Daniel Meadows. Free Photographic Omnibus
50th Anniversary Exhibition (1973-2023)
5 October - 22 December 2023
Centre for British Photography
On 22 September 1973, from the car park behind Impressions Gallery in York, Daniel Meadows set off on a long-planned adventure in the rickety 1948 double-decker bus that he'd repurposed as his home, gallery and darkroom. His mission? To make a portrait of England. He was twenty-one years old.
"Meadows was making a different kind of portrait, one more susceptible to the changing cultural climate of the decade, with a greater feeling of collaboration, or at least a sense of the subject controlling the photographer rather than the other way round… Pop up studios are popular today, but in the 1970s this was a unique initiative." Gerry Badger: Another Country, British Documentary Photography since 1945, pp 115 & 156 (Thames & Hudson, 2022)
Over the next 14 months, travelling alone, Meadows criss-crossed the country covering 10,000 miles. He photographed 958 people in 22 towns and cities and made audio recordings. He developed and printed the photographs as he went along giving them away for free to those who posed for his camera. Crowd-funded, his project also benefited from two Arts Council of Great Britain awards. In October 1975 he presented the finished work in an exhibition at London's Institute of Contemporary Arts (ICA) and launched his account of the journey with a book Living Like This (Arrow).
"The Free Photographic Omnibus is a fascinating combination of countercultural values, socialist principles, organisational and financial acumen, photographic and literary experimentation, some naivety and a considerable amount of courage. It succeeded because it was highly original and attractive to its sponsors, its participants and to its eventual audience. A brilliant idea of the 1970s, its appeal has not diminished." Val Williams, Daniel Meadows: Edited Photographs from the 70s and 80s, p 149 (Photoworks, 2011).
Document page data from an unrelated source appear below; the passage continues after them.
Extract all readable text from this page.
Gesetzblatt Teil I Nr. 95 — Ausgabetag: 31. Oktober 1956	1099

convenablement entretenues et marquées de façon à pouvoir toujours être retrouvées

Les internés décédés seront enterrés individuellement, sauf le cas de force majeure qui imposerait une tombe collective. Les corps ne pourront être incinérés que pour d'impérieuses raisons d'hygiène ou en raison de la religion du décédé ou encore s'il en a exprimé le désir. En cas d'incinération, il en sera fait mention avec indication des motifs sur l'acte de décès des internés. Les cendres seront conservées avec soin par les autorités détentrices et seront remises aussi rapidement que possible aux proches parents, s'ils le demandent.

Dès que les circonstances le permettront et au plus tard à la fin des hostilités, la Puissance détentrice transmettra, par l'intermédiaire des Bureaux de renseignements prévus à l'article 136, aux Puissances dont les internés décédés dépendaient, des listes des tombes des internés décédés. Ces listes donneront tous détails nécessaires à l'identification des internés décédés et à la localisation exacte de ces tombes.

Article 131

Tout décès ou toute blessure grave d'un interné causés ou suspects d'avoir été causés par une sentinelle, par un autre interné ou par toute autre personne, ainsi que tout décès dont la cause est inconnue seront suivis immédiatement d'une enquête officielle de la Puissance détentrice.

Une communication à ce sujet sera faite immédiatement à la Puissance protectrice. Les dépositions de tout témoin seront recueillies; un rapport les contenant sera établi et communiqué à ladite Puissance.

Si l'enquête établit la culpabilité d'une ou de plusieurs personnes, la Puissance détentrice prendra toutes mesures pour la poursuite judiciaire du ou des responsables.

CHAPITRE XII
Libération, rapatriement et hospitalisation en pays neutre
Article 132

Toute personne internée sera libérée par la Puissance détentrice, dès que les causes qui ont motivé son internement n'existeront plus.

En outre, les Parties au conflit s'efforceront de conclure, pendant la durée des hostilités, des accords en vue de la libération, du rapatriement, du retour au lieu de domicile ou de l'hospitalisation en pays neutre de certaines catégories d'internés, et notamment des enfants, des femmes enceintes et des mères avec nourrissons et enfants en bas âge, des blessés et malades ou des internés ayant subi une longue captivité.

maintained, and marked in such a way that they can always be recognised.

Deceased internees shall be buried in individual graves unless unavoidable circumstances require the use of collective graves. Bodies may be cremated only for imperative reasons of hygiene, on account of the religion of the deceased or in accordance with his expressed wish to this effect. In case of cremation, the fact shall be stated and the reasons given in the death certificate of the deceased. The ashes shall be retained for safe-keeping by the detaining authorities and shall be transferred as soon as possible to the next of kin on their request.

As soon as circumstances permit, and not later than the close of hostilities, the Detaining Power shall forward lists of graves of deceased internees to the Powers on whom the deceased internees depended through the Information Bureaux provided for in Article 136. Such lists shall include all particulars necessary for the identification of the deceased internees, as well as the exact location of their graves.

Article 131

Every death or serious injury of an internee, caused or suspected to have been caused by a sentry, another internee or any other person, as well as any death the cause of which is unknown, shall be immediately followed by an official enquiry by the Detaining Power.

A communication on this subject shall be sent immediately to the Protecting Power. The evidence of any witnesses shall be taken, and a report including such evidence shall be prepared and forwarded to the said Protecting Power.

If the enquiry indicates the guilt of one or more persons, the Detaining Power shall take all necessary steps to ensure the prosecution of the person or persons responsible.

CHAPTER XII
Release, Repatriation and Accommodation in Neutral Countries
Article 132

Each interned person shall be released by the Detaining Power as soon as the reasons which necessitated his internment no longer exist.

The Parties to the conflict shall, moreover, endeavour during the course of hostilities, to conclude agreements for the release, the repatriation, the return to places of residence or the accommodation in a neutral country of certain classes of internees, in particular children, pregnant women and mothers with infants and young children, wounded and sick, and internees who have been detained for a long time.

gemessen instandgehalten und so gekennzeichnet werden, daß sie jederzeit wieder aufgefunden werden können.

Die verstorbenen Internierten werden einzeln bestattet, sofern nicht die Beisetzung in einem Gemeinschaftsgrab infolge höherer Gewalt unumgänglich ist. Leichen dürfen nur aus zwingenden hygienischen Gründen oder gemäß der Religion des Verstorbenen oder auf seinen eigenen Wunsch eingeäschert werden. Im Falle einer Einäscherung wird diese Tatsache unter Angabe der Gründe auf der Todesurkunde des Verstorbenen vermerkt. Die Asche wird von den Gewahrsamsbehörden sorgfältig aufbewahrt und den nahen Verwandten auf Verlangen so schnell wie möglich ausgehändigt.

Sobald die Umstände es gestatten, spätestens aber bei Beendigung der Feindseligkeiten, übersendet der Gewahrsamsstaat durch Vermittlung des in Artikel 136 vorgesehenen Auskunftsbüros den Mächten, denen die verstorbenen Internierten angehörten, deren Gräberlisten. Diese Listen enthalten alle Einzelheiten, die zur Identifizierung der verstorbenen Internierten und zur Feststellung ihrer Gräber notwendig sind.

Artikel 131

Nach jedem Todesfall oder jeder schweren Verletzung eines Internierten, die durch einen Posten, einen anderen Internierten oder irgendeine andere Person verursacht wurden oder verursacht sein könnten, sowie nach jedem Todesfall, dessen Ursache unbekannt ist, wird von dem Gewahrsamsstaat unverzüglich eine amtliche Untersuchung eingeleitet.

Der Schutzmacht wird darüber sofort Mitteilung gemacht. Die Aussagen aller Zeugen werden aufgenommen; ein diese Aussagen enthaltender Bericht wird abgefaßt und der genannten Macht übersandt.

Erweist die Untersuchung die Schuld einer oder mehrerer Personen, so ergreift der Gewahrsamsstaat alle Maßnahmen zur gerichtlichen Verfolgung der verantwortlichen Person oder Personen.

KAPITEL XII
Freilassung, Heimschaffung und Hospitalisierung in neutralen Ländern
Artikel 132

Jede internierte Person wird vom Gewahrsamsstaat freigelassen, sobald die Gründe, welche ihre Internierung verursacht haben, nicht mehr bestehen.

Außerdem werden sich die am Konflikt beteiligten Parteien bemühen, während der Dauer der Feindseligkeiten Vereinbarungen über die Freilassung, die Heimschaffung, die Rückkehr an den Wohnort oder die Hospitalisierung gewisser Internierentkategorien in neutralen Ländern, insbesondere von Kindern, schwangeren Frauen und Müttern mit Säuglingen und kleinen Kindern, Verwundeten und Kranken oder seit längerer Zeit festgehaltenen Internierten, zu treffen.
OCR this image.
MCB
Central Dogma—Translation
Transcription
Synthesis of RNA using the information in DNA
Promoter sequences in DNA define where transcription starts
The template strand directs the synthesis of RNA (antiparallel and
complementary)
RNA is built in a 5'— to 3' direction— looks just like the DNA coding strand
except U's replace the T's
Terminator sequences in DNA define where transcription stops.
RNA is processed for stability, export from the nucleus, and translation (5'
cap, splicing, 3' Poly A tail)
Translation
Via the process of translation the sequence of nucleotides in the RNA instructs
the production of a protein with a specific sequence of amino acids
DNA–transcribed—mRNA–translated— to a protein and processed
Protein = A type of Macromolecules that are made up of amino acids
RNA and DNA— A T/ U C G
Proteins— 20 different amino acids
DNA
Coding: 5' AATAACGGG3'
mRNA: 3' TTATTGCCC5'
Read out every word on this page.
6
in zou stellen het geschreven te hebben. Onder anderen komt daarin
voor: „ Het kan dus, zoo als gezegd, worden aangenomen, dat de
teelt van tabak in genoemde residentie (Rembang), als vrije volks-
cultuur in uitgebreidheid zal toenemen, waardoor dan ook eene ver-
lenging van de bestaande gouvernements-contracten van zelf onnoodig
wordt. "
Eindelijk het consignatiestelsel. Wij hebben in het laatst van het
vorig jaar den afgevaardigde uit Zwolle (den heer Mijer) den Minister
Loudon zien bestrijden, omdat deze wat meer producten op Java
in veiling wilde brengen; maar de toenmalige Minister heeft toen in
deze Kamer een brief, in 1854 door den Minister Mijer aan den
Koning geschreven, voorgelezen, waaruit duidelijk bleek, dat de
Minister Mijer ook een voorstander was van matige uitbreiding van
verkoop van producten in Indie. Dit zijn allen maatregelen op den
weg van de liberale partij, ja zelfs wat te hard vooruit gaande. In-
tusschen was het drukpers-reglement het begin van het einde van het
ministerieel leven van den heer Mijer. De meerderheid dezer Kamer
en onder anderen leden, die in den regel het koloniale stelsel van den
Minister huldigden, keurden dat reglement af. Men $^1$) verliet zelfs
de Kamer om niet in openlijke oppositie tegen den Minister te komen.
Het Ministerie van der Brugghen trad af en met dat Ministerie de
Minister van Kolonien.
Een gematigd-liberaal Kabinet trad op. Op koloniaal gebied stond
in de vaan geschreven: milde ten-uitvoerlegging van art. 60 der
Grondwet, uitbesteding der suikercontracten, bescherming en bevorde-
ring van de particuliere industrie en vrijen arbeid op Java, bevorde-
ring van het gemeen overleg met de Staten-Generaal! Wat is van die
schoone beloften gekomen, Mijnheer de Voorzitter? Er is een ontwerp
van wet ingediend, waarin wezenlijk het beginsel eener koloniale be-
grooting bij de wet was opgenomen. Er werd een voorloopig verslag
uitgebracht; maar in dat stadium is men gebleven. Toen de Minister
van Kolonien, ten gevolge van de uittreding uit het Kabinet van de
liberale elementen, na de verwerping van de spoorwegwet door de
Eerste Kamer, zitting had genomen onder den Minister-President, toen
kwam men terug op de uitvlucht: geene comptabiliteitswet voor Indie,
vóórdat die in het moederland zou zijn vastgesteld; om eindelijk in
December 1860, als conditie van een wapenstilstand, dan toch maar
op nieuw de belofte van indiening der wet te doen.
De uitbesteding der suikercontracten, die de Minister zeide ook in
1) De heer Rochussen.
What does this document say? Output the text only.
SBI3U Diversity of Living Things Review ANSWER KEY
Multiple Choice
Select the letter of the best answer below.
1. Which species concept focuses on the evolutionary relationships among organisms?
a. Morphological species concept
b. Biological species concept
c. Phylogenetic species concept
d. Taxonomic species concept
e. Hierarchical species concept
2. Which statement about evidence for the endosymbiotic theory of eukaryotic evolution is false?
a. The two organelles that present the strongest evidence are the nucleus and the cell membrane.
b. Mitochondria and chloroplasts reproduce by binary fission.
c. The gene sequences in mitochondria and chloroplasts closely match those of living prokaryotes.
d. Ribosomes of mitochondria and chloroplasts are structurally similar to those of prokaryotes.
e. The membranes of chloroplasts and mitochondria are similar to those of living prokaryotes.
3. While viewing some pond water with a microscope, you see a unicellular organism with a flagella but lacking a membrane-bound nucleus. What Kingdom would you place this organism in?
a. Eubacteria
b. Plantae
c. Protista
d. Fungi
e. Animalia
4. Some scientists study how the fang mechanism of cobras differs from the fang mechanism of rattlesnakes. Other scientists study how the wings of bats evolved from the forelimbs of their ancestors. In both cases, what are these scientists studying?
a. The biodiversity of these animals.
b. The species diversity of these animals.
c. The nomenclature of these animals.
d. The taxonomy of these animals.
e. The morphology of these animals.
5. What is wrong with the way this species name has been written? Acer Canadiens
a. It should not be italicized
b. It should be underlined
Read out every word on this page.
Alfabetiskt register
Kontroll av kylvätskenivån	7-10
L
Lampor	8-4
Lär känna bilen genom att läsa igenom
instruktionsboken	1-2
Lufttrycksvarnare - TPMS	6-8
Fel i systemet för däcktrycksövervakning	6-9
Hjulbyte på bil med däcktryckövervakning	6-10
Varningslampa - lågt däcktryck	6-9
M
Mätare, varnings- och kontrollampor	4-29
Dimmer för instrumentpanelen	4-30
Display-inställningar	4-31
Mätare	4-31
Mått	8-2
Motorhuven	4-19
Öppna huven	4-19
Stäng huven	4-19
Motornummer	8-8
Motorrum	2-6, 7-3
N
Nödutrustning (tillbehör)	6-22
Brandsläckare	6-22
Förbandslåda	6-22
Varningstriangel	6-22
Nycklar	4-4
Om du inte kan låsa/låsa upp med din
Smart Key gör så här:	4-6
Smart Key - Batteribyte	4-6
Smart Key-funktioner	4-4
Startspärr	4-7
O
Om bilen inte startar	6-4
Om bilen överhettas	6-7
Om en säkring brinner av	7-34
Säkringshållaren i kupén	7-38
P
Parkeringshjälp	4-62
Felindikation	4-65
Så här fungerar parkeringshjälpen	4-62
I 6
The Daniel Meadows Book of the Road (Bluecoat Press, 2023) celebrates the 50th anniversary of the Free Photographic Omnibus by employing various different storytelling techniques. First is the imagery he made during the trip. These photographs were created using two different camera formats, 35mm as well as 2¼ square, hence the constantly shifting aspect ratio of the pictures on the page, a number of which are reproduced for the first time.
Alongside the photographs is a selection of extracts drawn from the written journals and audio diaries Meadows made while on the road. Much of this also appears in print for the first time. To preserve the veracity of this material, the text has been reproduced using the spelling, grammar and punctuation as it originally fell onto the page, while the audio recordings have been transcribed verbatim.
The book also contains pictures from the series Now and Then made in the 1990s when Daniel revisited some of those he had first encountered on the bus.
This exhibition at the Centre for British Photography in London, opening to the public on 5 October 2023, features Daniel Meadows photographs from The Hyman Collection as well as previously unseen works of documentary reportage that Meadows made during his travels.
About Daniel Meadows
Daniel Meadows (b.1952) is a documentarist. He has spent a lifetime recording British society, challenging the status quo by working in a collaborative way to capture extraordinary aspects of ordinary life through photography, audio recordings and short movies.
He studied at Manchester Polytechnic 1970-73 alongside Peter Fraser, Brian Griffin and Charlie Meecham, also Martin Parr with whom he collaborated on two projects: Butlin’s by the Sea in Yorkshire (1972) and June Street, Salford (1973). He is best known for his 1973-74 tour of England in the Free Photographic Omnibus from which he ran free portrait sessions in towns and cities across the country. His account of that journey: Living Like This - Around Britain in the Seventies was published in 1975.
In the late Seventies he worked as photographer-in-residence to the Borough of Pendle in Lancashire.
He moved to Wales in 1983 to teach alongside David Hurn on the renowned Documentary Photography course in Newport. In 1994 he joined Cardiff University to teach photojournalism at the Centre for Journalism Studies.
In the 1990s he also taught photojournalism workshops for the Reuters Foundation, The British Council and others in the emerging democracies of Europe; also in India and Bangladesh.
After travelling in the USA to research ways of applying new technology in community engagement, he was seconded to the BBC to deliver the digital storytelling project Capture Wales which was recognised with a BAFTA Cymru award in 2002.
Between 2000 and 2008 he travelled widely (mostly in Australia and the USA) lecturing about his pioneering work in participatory media.
He was awarded his PhD in 2005.
Widely published his work has been exhibited at home and abroad. In 2007 it was included in Tate Britain’s historical survey show of British photography How We Are. His books include Now and Then: England 1970-2015 (Bodleian Library, 2019) and The Bus: The Free Photographic Omnibus 1973–2001 (Harvill Press, 2001).
In 2019 his archive was acquired by the Bodleian Libraries at the University of Oxford.